La versión más literaria nace de una filmación de la factoría de los Hermanos Lumière, que, entusiasmados con su invento del cine enviaron camarógrafos por toda Europa para filmar documentales que entonces llenaban las salas de proyecciones. El caso es que se conserva una película de un par de minutos, que el cineasta canario Elio Quiroga incluyó en uno de sus documentales, supuestamente filmada ese10 de noviembre en la estación de Astapovo, y es ahí donde nace la leyenda. Se ve el apeadero de trenes, con un banco y un toldo que apenas resguarda de la ventisca esteparia del frío otoño ruso. Un anciano, con aspecto de mujic, camisa de cosaco y luenga barba blanca, está sentado en el banco, aterido de frío. A mitad de la filmación, el hombre cae hacia un lado y queda inmóvil. Se acercan a él y comprueban que acaba de morir. Esta filmación fue exhibida en París meses después, y allí se databa la fecha y se dijo que el hombre cuya muerte fue filmada en directo era nada menos que el gran novelista Liev Tolstoi, adorado por las masas lectoras francesas de entonces.

 

 

Esta filmación, como la foto de la muerte del miliciano de Robert Capa en Cerro Muriano, siempre ha estado bajo sospecha. Se dijo entonces que la filmación fue realizada por los Hermanos Lumière en persona. También dicen que en Astapovo se enteraron de que Tolstoi acababa de morir en la casa de jefe de estación y filmaron una muerte falsa.
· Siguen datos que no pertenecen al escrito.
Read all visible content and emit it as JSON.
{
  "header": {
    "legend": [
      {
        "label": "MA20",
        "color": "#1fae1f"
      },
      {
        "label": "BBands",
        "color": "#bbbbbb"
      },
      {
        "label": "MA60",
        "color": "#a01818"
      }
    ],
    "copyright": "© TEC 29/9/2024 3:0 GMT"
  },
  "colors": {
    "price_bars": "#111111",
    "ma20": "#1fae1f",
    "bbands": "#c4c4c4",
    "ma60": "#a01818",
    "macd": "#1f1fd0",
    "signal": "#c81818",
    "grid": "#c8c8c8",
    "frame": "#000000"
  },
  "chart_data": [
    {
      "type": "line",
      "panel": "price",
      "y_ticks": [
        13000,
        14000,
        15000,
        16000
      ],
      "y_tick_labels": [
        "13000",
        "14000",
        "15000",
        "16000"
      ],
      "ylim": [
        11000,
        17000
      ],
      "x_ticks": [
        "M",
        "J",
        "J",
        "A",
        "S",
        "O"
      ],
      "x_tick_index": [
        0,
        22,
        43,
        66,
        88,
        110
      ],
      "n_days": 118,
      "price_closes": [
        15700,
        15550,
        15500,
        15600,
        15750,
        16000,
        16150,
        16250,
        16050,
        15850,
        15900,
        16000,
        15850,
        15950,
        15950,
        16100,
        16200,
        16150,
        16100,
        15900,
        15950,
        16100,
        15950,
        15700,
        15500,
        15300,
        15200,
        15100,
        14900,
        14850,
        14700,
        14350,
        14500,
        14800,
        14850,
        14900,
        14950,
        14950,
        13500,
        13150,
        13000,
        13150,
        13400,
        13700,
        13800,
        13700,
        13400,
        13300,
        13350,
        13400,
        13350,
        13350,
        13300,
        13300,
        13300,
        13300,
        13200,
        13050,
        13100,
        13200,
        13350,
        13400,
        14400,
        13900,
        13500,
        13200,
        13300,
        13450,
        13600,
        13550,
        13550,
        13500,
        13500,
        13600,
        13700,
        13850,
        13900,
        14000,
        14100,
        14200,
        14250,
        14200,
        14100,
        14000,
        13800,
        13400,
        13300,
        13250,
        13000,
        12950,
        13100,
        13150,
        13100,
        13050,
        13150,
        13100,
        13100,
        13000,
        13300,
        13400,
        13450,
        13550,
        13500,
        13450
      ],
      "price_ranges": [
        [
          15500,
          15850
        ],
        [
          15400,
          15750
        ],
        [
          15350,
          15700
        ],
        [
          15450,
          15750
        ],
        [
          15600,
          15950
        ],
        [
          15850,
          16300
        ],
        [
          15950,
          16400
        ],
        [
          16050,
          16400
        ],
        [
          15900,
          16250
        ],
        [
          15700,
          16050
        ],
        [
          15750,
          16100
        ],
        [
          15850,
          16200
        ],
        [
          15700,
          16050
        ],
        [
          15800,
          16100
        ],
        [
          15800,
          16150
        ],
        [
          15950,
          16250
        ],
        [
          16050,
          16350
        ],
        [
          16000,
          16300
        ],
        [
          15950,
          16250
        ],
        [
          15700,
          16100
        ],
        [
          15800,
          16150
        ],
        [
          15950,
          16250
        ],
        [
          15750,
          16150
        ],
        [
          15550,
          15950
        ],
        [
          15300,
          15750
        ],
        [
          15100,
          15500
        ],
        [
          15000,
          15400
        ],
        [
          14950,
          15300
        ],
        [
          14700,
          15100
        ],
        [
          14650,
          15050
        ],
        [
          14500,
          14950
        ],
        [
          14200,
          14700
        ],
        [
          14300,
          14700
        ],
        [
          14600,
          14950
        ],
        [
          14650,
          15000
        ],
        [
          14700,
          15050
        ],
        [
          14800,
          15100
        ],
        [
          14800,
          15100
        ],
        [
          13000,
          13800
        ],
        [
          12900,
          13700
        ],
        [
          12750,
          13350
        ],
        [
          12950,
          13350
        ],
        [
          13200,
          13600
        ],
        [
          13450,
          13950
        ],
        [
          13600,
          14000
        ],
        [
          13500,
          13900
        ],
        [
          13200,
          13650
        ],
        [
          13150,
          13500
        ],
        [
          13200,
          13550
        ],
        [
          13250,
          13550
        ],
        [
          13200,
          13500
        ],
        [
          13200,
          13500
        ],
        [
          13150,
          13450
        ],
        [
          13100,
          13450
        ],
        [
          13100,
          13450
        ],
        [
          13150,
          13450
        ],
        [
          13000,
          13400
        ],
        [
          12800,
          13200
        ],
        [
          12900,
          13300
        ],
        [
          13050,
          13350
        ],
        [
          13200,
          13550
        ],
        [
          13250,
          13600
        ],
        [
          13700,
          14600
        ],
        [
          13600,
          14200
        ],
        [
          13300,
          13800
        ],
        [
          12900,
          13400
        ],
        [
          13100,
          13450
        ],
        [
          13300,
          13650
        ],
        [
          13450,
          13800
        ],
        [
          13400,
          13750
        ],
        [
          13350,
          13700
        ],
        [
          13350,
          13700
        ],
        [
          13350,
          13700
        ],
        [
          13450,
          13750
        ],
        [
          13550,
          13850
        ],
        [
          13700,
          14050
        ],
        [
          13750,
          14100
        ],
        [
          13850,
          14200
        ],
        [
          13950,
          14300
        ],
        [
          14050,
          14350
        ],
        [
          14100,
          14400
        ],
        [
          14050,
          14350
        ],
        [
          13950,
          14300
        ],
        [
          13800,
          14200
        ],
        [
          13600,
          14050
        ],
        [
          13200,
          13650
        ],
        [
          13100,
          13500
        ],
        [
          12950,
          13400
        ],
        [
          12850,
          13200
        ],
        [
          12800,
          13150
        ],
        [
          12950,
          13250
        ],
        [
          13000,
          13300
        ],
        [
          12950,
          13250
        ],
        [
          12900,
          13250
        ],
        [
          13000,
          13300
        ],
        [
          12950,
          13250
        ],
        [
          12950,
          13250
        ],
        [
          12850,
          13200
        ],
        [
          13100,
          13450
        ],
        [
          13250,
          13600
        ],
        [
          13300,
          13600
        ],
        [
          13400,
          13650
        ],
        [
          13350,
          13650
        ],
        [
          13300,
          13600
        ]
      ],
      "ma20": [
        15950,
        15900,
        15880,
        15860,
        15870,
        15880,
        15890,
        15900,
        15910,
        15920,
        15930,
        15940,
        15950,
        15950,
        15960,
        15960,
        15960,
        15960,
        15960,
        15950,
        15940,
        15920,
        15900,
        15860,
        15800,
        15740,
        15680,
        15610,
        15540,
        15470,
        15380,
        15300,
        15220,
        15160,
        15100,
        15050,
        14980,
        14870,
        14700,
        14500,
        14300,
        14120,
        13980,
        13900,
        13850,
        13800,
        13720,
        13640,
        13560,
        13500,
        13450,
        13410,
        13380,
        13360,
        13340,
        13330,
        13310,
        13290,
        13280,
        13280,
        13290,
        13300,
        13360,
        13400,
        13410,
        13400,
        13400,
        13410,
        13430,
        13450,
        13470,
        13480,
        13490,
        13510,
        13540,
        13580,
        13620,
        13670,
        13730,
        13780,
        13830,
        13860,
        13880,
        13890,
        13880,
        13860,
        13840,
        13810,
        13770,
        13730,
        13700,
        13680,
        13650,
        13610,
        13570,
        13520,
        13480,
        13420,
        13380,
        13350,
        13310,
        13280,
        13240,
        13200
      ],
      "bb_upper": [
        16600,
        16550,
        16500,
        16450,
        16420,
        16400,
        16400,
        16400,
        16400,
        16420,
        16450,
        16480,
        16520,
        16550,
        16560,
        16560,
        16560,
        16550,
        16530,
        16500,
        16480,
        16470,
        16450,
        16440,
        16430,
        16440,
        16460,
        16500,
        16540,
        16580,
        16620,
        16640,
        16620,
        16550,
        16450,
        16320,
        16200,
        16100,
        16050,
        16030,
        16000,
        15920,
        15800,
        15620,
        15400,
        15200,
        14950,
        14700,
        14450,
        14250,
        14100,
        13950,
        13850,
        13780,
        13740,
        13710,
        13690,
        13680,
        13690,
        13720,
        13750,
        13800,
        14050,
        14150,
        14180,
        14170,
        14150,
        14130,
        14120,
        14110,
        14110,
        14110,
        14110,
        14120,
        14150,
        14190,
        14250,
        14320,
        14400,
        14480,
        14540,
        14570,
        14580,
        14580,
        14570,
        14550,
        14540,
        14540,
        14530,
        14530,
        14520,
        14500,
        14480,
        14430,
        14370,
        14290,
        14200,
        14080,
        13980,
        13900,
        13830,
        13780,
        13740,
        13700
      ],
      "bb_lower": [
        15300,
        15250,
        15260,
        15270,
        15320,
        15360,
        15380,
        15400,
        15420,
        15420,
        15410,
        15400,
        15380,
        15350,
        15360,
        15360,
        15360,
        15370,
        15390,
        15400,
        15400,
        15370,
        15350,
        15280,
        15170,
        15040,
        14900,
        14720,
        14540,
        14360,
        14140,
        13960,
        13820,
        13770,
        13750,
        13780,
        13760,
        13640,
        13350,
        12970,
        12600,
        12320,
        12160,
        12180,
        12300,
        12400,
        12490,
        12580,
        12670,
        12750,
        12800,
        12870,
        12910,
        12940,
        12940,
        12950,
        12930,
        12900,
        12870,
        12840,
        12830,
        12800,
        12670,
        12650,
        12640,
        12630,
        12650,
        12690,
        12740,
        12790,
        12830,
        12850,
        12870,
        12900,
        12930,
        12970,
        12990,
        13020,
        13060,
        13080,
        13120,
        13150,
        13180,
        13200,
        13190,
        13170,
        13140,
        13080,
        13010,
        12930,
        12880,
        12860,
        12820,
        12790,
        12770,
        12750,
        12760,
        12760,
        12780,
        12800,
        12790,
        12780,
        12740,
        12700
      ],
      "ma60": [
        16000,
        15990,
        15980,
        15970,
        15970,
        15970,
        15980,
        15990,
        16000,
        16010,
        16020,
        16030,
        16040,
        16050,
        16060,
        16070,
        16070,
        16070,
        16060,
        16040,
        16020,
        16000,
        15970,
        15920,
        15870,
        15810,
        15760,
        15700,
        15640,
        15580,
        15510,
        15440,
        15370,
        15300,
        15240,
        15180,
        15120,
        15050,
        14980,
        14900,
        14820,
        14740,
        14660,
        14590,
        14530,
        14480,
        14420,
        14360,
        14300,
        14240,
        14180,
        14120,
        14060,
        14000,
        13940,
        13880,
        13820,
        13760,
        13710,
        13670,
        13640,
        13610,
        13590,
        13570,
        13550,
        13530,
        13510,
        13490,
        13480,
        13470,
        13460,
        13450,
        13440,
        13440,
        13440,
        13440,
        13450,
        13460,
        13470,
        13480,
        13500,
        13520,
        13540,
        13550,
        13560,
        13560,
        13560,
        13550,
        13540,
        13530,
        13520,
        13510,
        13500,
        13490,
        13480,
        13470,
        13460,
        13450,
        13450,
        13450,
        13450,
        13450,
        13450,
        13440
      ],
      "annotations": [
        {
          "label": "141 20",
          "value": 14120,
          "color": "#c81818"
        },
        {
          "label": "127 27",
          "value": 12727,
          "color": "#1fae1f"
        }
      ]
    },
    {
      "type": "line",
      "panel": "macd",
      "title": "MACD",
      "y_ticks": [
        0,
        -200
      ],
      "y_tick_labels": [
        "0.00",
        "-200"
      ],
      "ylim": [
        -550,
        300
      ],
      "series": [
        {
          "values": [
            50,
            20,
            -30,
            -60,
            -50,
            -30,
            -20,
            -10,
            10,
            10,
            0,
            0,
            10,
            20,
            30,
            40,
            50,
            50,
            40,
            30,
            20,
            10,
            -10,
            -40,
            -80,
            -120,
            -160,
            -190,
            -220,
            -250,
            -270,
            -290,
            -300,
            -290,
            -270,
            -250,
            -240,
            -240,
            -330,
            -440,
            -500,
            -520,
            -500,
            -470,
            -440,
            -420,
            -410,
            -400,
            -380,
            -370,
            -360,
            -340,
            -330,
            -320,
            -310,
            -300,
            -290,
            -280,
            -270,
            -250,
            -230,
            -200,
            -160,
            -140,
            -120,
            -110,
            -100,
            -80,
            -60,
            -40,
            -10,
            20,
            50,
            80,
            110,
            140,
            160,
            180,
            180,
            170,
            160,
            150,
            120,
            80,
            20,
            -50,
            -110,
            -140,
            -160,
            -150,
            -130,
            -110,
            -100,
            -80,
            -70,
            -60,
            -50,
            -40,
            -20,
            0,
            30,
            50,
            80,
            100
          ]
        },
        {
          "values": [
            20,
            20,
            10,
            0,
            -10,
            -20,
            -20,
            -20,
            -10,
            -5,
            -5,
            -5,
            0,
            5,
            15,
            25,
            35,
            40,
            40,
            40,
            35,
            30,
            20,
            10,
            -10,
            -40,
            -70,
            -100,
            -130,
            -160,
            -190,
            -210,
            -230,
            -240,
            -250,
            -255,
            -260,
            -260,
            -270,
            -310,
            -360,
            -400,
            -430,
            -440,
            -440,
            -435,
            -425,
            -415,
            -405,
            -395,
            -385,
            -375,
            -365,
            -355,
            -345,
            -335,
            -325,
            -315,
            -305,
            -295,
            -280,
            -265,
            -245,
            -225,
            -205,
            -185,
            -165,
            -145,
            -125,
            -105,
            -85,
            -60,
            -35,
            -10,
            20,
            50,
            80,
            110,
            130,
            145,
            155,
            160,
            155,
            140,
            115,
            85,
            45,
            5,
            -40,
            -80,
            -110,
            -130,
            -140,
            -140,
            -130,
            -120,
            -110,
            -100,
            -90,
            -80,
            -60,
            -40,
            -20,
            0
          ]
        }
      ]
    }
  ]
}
Se mire como se mire, la historia es muy novelesca, sea verdadera o sea truculenta, y durante años se tuvo como la versión oficial y cierta de la muerte de Tolstoi. Ahora mismo existen muchas dudas sobre su autenticidad, pero es tan increíble que por eso mismo puede que sea verdadera.

 

Y el nuevo síndrome de Tolstói es el caldo de cultivo del populismo, de las teorías de la conspiración, y del extremismo. Hay que ir a la novela, hay demasiado intérprete interesado. Tolstoi fue un gigante de la literatura, un hombre rico de cuna con profundas convicciones religiosas que contenían una idea social, hasta el punto de que Vladimir Lenin quiso enrolarlo para su causa revolucionaria cuando en 1908 publicó un trabajo sobre las ideas socialistas de Tolstoi en el periódico El Proletario del partido comunista ruso, entonces todavía en la clandestinidad. No consta ninguna reacción de Tolstoi, todo es humo, la fuente que nos alimenta es su grandiosa obra magna que a veces suena como un oráculo.